Sie zuckte sichtbar zusammen, folgte dann aber meinem Befehl.
Dann lehnte ich meinen Schild gegen mein Bein.
Ich löste eine Lederschlaufe vom Gürtel, die ich ihr mit einer Hand über die Handgelenke schob und zusammenzog.
Nachdem die Hände gefesselt waren, band ich das Ende um ihren Hals und führte es wieder zurück zu den Händen.
Als das erledigt war, riss ich sie daran wieder auf die Füße und steckte gleichzeitig mein Schwert weg.
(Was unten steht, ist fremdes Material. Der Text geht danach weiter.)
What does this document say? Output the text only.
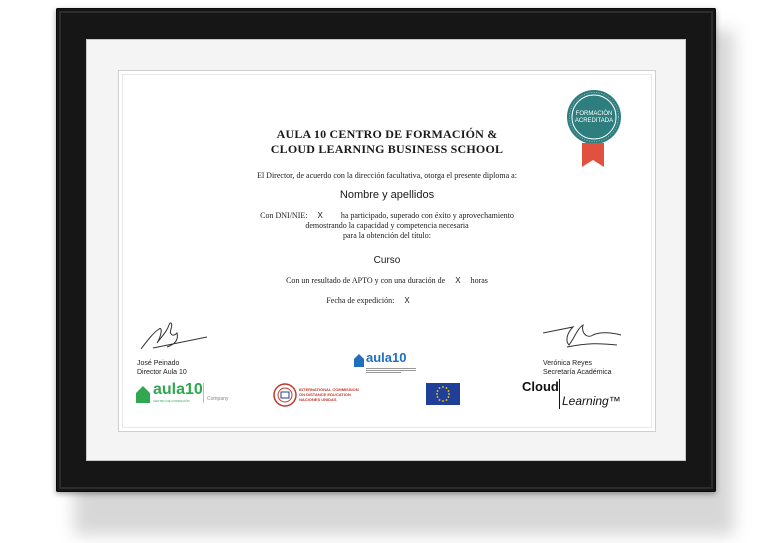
FORMACIÓN
ACREDITADA
AULA 10 CENTRO DE FORMACIÓN &
CLOUD LEARNING BUSINESS SCHOOL
El Director, de acuerdo con la dirección facultativa, otorga el presente diploma a:
Nombre y apellidos
Con DNI/NIE: X ha participado, superado con éxito y aprovechamiento
demostrando la capacidad y competencia necesaria
para la obtención del título:
Curso
Con un resultado de APTO y con una duración de X horas
Fecha de expedición: X
José Peinado
Director Aula 10
Verónica Reyes
Secretaría Académica
aula10
aula10
CENTRO DE FORMACIÓN	Company
INTERNATIONAL COMMISSION
ON DISTANCE EDUCATION
NACIONES UNIDAS
Cloud
Learning™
So nah hinter ihr wurde mir klar, dass ich zwei Köpfe größer war als sie. Ich griff um sie herum und löste ihren Gürtel, weil daran ein Dolch und eine Reihe Taschen hingen, über deren Inhalt ich mir nicht auch noch Gedanken machen wollte. Sie war eiskalt und zitterte, obwohl ich mir nicht sicher war, ob es wegen der Kälte war, oder ob sie Angst hatte.
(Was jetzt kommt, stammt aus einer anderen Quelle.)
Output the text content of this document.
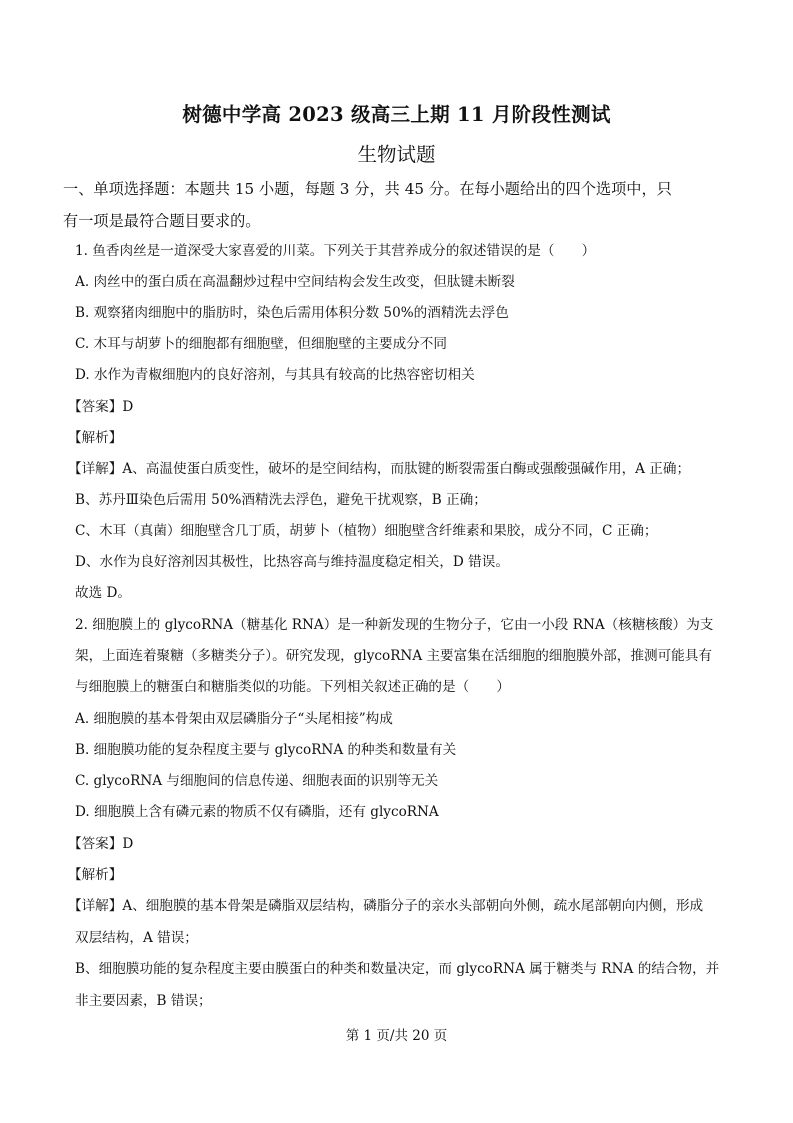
树德中学高 2023 级高三上期 11 月阶段性测试
生物试题
一、单项选择题：本题共 15 小题，每题 3 分，共 45 分。在每小题给出的四个选项中，只
有一项是最符合题目要求的。
1. 鱼香肉丝是一道深受大家喜爱的川菜。下列关于其营养成分的叙述错误的是（　　）
A. 肉丝中的蛋白质在高温翻炒过程中空间结构会发生改变，但肽键未断裂
B. 观察猪肉细胞中的脂肪时，染色后需用体积分数 50%的酒精洗去浮色
C. 木耳与胡萝卜的细胞都有细胞壁，但细胞壁的主要成分不同
D. 水作为青椒细胞内的良好溶剂，与其具有较高的比热容密切相关
【答案】D
【解析】
【详解】A、高温使蛋白质变性，破坏的是空间结构，而肽键的断裂需蛋白酶或强酸强碱作用，A 正确；
B、苏丹Ⅲ染色后需用 50%酒精洗去浮色，避免干扰观察，B 正确；
C、木耳（真菌）细胞壁含几丁质，胡萝卜（植物）细胞壁含纤维素和果胶，成分不同，C 正确；
D、水作为良好溶剂因其极性，比热容高与维持温度稳定相关，D 错误。
故选 D。
2. 细胞膜上的 glycoRNA（糖基化 RNA）是一种新发现的生物分子，它由一小段 RNA（核糖核酸）为支
架，上面连着聚糖（多糖类分子）。研究发现，glycoRNA 主要富集在活细胞的细胞膜外部，推测可能具有
与细胞膜上的糖蛋白和糖脂类似的功能。下列相关叙述正确的是（　　）
A. 细胞膜的基本骨架由双层磷脂分子“头尾相接”构成
B. 细胞膜功能的复杂程度主要与 glycoRNA 的种类和数量有关
C. glycoRNA 与细胞间的信息传递、细胞表面的识别等无关
D. 细胞膜上含有磷元素的物质不仅有磷脂，还有 glycoRNA
【答案】D
【解析】
【详解】A、细胞膜的基本骨架是磷脂双层结构，磷脂分子的亲水头部朝向外侧，疏水尾部朝向内侧，形成
双层结构，A 错误；
B、细胞膜功能的复杂程度主要由膜蛋白的种类和数量决定，而 glycoRNA 属于糖类与 RNA 的结合物，并
非主要因素，B 错误；
第 1 页/共 20 页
„Was wiegst Du?“, schnauzte ich sie an, während ich sie zwischen zwei Zelte zerrte.
„D-d-dreiundfünfzig Stein“, gab sie mit überraschend tiefer, aber zittriger Stimme zurück. In Rüstung also noch unter siebzig Stein. Machbar.
„Stillhalten!“
Ich hörte nach wie vor überall Schritte und Stimmen, und sah die schemenhaften Umrisse von Soldaten, die überall im Lager herumliefen, beleuchtet vom hellen Schein des brennenden Zelts. Aber für den Moment war keiner davon nah genug, um mich zu entdecken. Vor mir lag nur noch eine Reihe Zelte, dahinter befand sich wieder offenes Gelände.
Eines der Zelte in der finalen Reihe war wiederum ein Offizierszelt. Natürlich war der Offizier nicht mehr darin, sondern würde irgendwo im Lager die Suche koordinieren.